Discurso de ódio, crimes contra a honra — difamação, calúnia e injúria — desinformação (fake news) e outras práticas ilegais e desleais não estão cobertas pela liberdade de expressão. “Em geral, esse tipo de conteúdo configura falsidade ideológica ou um dos crimes contra a honra, já punidos em nossa legislação”, lembra o senador Jean Paul Prates (PT-RN).
Industrialização da mentira
A novidade, aponta o senador, é a “industrialização da mentira, da desinformação”, decorrente do uso das novas tecnologias. “A velocidade da multiplicação das mentiras, a capacidade de disseminação desse tipo de conteúdo é que dão a dimensão do nosso desafio”.
Para Jean Paul, a CPMI das fake news precisa investigar quem são os criminosos que produzem esses conteúdos, em geral, para favorecer grandes interesses.
Ameaças a Glenn Greenwald
Uma preocupação manifestada durante a audiência da CDH foram as ameaças contra o jornalista Glenn Greenwald, do site noticioso The Intercept Brasil, responsável pela divulgação de diálogos que expõem a politização da Operação Lava Jato. Como parte da perseguição, o ministro da Justiça Sérgio Moro que teria determinado à Polícia Federal e ao Conselho de Controle de Atividades Financeiras (COAF) uma devassa contra o jornalista.

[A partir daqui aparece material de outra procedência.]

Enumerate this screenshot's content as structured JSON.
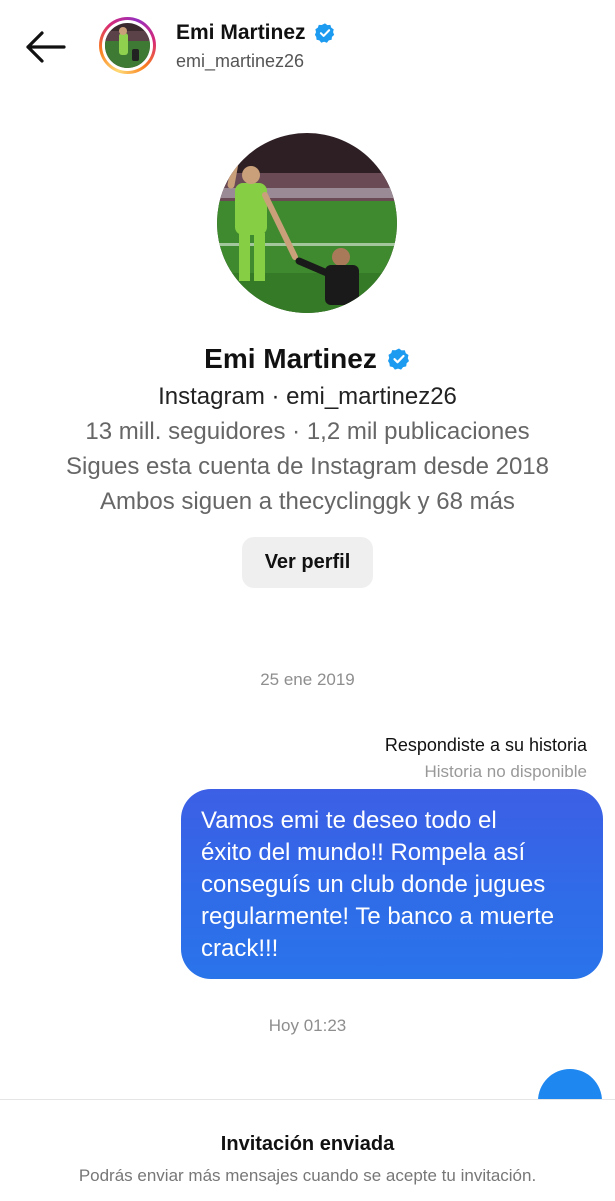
{
  "header": {
    "name": "Emi Martinez",
    "username": "emi_martinez26",
    "back_icon": "arrow-left-icon",
    "verified_icon": "verified-badge-icon"
  },
  "profile": {
    "name": "Emi Martinez",
    "platform_line": "Instagram · emi_martinez26",
    "stats_line": "13 mill. seguidores · 1,2 mil publicaciones",
    "follow_since_line": "Sigues esta cuenta de Instagram desde 2018",
    "mutual_line": "Ambos siguen a thecyclinggk y 68 más",
    "view_profile_label": "Ver perfil"
  },
  "conversation": {
    "first_timestamp": "25 ene 2019",
    "reply_context_title": "Respondiste a su historia",
    "reply_context_sub": "Historia no disponible",
    "message_lines": [
      "Vamos emi te deseo todo el",
      "éxito del mundo!! Rompela así",
      "conseguís un club donde jugues",
      "regularmente! Te banco a muerte",
      "crack!!!"
    ],
    "second_timestamp": "Hoy 01:23"
  },
  "footer": {
    "title": "Invitación enviada",
    "subtitle": "Podrás enviar más mensajes cuando se acepte tu invitación."
  },
  "colors": {
    "bubble": "#3064e8",
    "verified": "#1d9bf0",
    "fab": "#1f88f0"
  }
}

“Moro sequer disfarçou. Foi aos Estados Unidos e voltou com a ordem para que o Coaf investigasse Greenwald”, criticou Jaques Wagner. A notícia da ordem de devassa contra o jornalista foi dada pelo site de direita O Antagonista, veículo com fortes vínculos com a Lava Jato.
Acompanhamento independente
Quando os recursos convencionais contra a indústria da desinformação — a denúncia, a retirada desses conteúdos das plataformas e a responsabilização dos produtores do material — não são suficientes, é preciso reforçar a transparência e o controle social, defende o senador Wagner.
Um exemplo de bom instrumento é o projeto do senador Humberto Costa (PE), líder da Bancada do PT, que cria a Instituição Independente de Acompanhamento de Mídias Sociais, integrado por representantes da sociedade civil, para assessorar o Conselho de Comunicação Social do Congresso Nacional.
Uma das atribuições dessa instituição independente é funcionar como um observatório dessa indústria de fake news.